* Record high trade surplus for China in Oct
* EM shares rise, currencies up for third straight session
* Russian rouble lags, COVID-19 cases rise
Nov 8 (Reuters) - Emerging market stocks rose on Monday after China posted a record trade surplus for October, while currencies firmed against a steady dollar ahead of U.S. inflation data and central bank comments later this week.
Asian shares rose 0.2%, tracking Friday’s strong finish on Wall Street, although gains were capped by signs of weakening domestic demand in China and a tech-driven fall in Hong Kong Shares.
China’s export growth also slowed but topped estimates, helped by booming global demand ahead of winter holiday seasons, an easing power crunch and an improvement in supply chains.
MSCI’s index of EM shares rose 0.3%, with stocks in Russia, South Africa and Turkey rising between 0.5% and 1%.
With six U.S. Federal reserve officials due to speak on Monday, as well as Wednesday’s U.S. inflation data, the dollar held steady.
An index of EM currencies rose for a third straight session. Turkey’s lira moved further away from record lows, while South Africa’s rand rose for a fourth straight session.
Repeated power outages imposed by state power utility Eskom have been a major constraint on South Africa’s economic growth. It is expected to get some reprieve from a multi-billion dollar partnership between some developed nations to help the country quickly transition out of coal.
But more immediately, the medium-term budget on Nov. 11 could see an announcement of a basic income or family grant, which could spark fresh fiscal concerns and possibly lead to rand weakness.
“The main risk is related to a potential increase in spending... which would offset the recent efforts to stabilize debt and make the budget more vulnerable to abrupt changes in the global demand for commodities,” said Credit Suisse analyst Alexey Pogorelov.
Russia’s rouble slipped 0.2% despite higher oil prices, still digesting last week’s crude declines after some Russian market holidays.

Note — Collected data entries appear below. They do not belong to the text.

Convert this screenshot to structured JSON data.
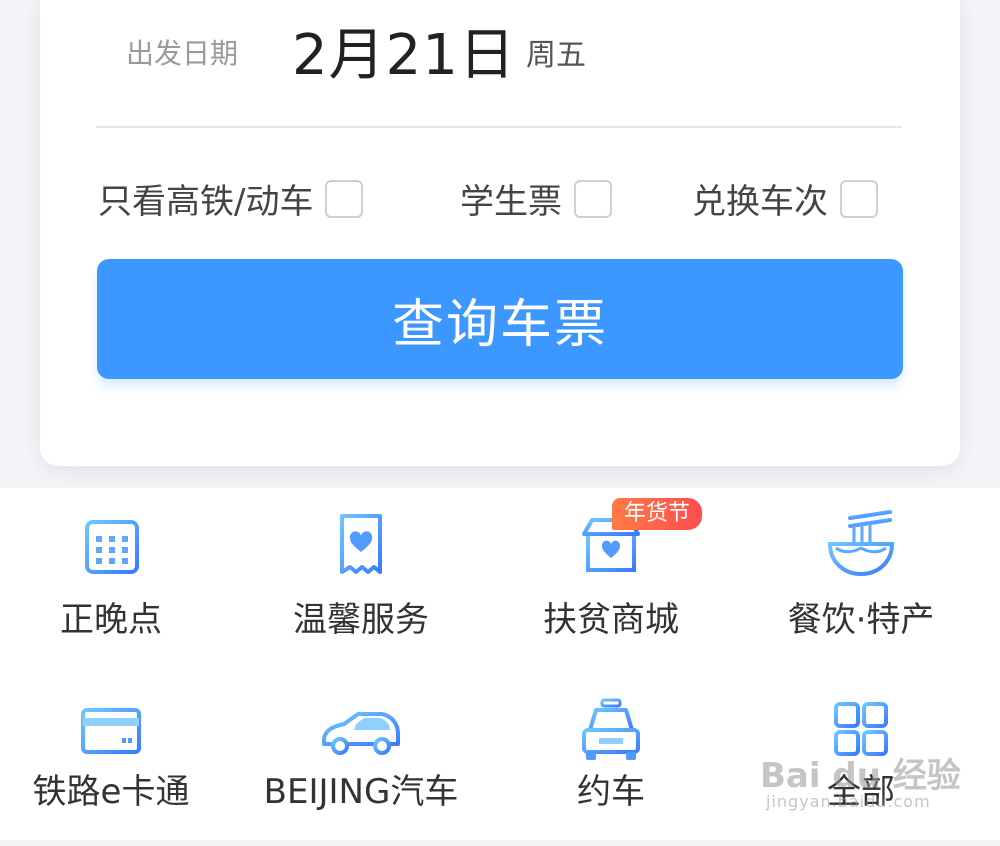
{
  "date": {
    "label": "出发日期",
    "value": "2月21日",
    "weekday": "周五"
  },
  "options": [
    {
      "label": "只看高铁/动车",
      "checked": false
    },
    {
      "label": "学生票",
      "checked": false
    },
    {
      "label": "兑换车次",
      "checked": false
    }
  ],
  "search_button": {
    "label": "查询车票"
  },
  "services": {
    "row1": [
      {
        "label": "正晚点",
        "icon": "calendar-icon"
      },
      {
        "label": "温馨服务",
        "icon": "ticket-heart-icon"
      },
      {
        "label": "扶贫商城",
        "icon": "shop-heart-icon",
        "badge": "年货节"
      },
      {
        "label": "餐饮·特产",
        "icon": "noodle-bowl-icon"
      }
    ],
    "row2": [
      {
        "label": "铁路e卡通",
        "icon": "card-icon"
      },
      {
        "label": "BEIJING汽车",
        "icon": "car-icon"
      },
      {
        "label": "约车",
        "icon": "taxi-icon"
      },
      {
        "label": "全部",
        "icon": "grid-icon"
      }
    ]
  },
  "colors": {
    "accent": "#3c97ff",
    "badge": "#ff5a4a",
    "icon_gradient_start": "#6fc6ff",
    "icon_gradient_end": "#3a7bff"
  },
  "watermark": {
    "main": "Bai du 经验",
    "sub": "jingyan.baidu.com"
  }
}
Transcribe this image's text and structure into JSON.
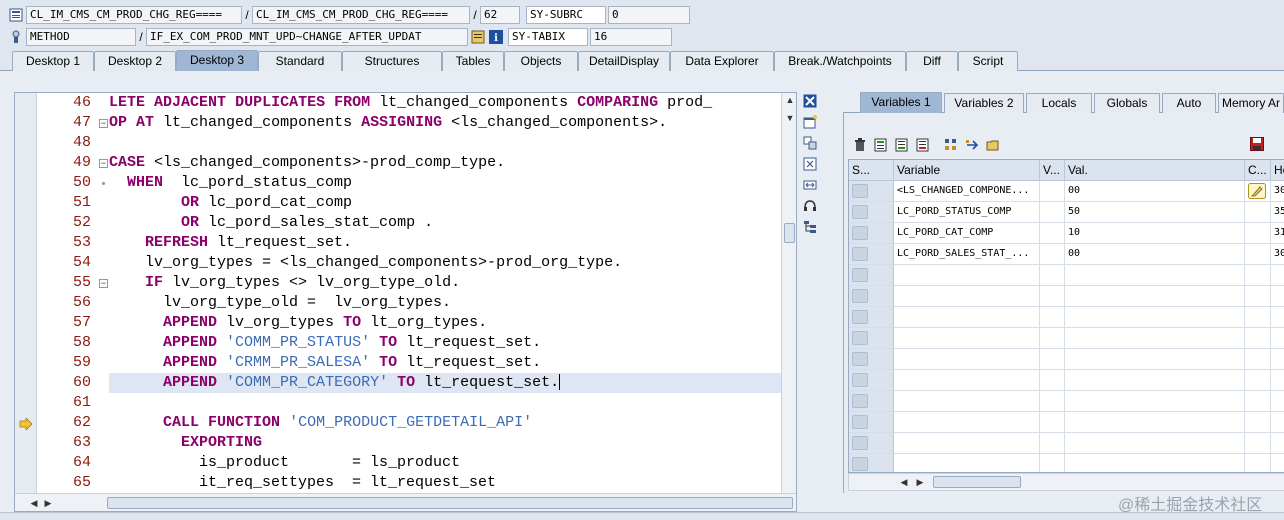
{
  "info": {
    "row1": {
      "field1": "CL_IM_CMS_CM_PROD_CHG_REG====",
      "sep1": "/",
      "field2": "CL_IM_CMS_CM_PROD_CHG_REG====",
      "sep2": "/",
      "field3": "62",
      "sysname": "SY-SUBRC",
      "sysval": "0"
    },
    "row2": {
      "field1": "METHOD",
      "sep1": "/",
      "field2": "IF_EX_COM_PROD_MNT_UPD~CHANGE_AFTER_UPDAT",
      "sysname": "SY-TABIX",
      "sysval": "16"
    }
  },
  "tabs": [
    "Desktop 1",
    "Desktop 2",
    "Desktop 3",
    "Standard",
    "Structures",
    "Tables",
    "Objects",
    "DetailDisplay",
    "Data Explorer",
    "Break./Watchpoints",
    "Diff",
    "Script"
  ],
  "editor": {
    "lines": [
      {
        "num": "46",
        "text": "LETE ADJACENT DUPLICATES FROM lt_changed_components COMPARING prod_"
      },
      {
        "num": "47",
        "text": "OP AT lt_changed_components ASSIGNING <ls_changed_components>."
      },
      {
        "num": "48",
        "text": ""
      },
      {
        "num": "49",
        "text": "CASE <ls_changed_components>-prod_comp_type."
      },
      {
        "num": "50",
        "text": "  WHEN  lc_pord_status_comp"
      },
      {
        "num": "51",
        "text": "        OR lc_pord_cat_comp"
      },
      {
        "num": "52",
        "text": "        OR lc_pord_sales_stat_comp ."
      },
      {
        "num": "53",
        "text": "    REFRESH lt_request_set."
      },
      {
        "num": "54",
        "text": "    lv_org_types = <ls_changed_components>-prod_org_type."
      },
      {
        "num": "55",
        "text": "    IF lv_org_types <> lv_org_type_old."
      },
      {
        "num": "56",
        "text": "      lv_org_type_old =  lv_org_types."
      },
      {
        "num": "57",
        "text": "      APPEND lv_org_types TO lt_org_types."
      },
      {
        "num": "58",
        "text": "      APPEND 'COMM_PR_STATUS' TO lt_request_set."
      },
      {
        "num": "59",
        "text": "      APPEND 'CRMM_PR_SALESA' TO lt_request_set."
      },
      {
        "num": "60",
        "text": "      APPEND 'COMM_PR_CATEGORY' TO lt_request_set."
      },
      {
        "num": "61",
        "text": ""
      },
      {
        "num": "62",
        "text": "      CALL FUNCTION 'COM_PRODUCT_GETDETAIL_API'"
      },
      {
        "num": "63",
        "text": "        EXPORTING"
      },
      {
        "num": "64",
        "text": "          is_product       = ls_product"
      },
      {
        "num": "65",
        "text": "          it_req_settypes  = lt_request_set"
      }
    ]
  },
  "variables": {
    "tabs": [
      "Variables 1",
      "Variables 2",
      "Locals",
      "Globals",
      "Auto",
      "Memory Ar"
    ],
    "headers": [
      "S...",
      "Variable",
      "V...",
      "Val.",
      "C...",
      "He"
    ],
    "rows": [
      {
        "variable": "<LS_CHANGED_COMPONE...",
        "value": "00",
        "hex": "30"
      },
      {
        "variable": "LC_PORD_STATUS_COMP",
        "value": "50",
        "hex": "35"
      },
      {
        "variable": "LC_PORD_CAT_COMP",
        "value": "10",
        "hex": "31"
      },
      {
        "variable": "LC_PORD_SALES_STAT_...",
        "value": "00",
        "hex": "30"
      }
    ]
  },
  "watermark": "@稀土掘金技术社区"
}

Russia, Ukraine and Greece were at or near record levels of reported cases of COVID-19 since the pandemic started two years ago, according to a Reuters analysis.
“The idea that COVID-19 might be over soon is becoming questionable... inflation developments and monetary policy changes in reaction to these constitute the big unknown for the development of exchange rates,” said Ulrich Leuchtmann, head of FX and commodity research at Commerzbank.
In China’s embattled property sector, some Evergrande offshore bondholders had not received interest payments due on Nov. 6 by Monday morning in Asia, but now the 30-day grace period kicks in.
In ratings, Moody’s on Friday changed Saudi Arabia’s outlook to “stable” from “negative”, saying it was likely the government would reverse most of its 2020 debt increase while preserving fiscal buffers.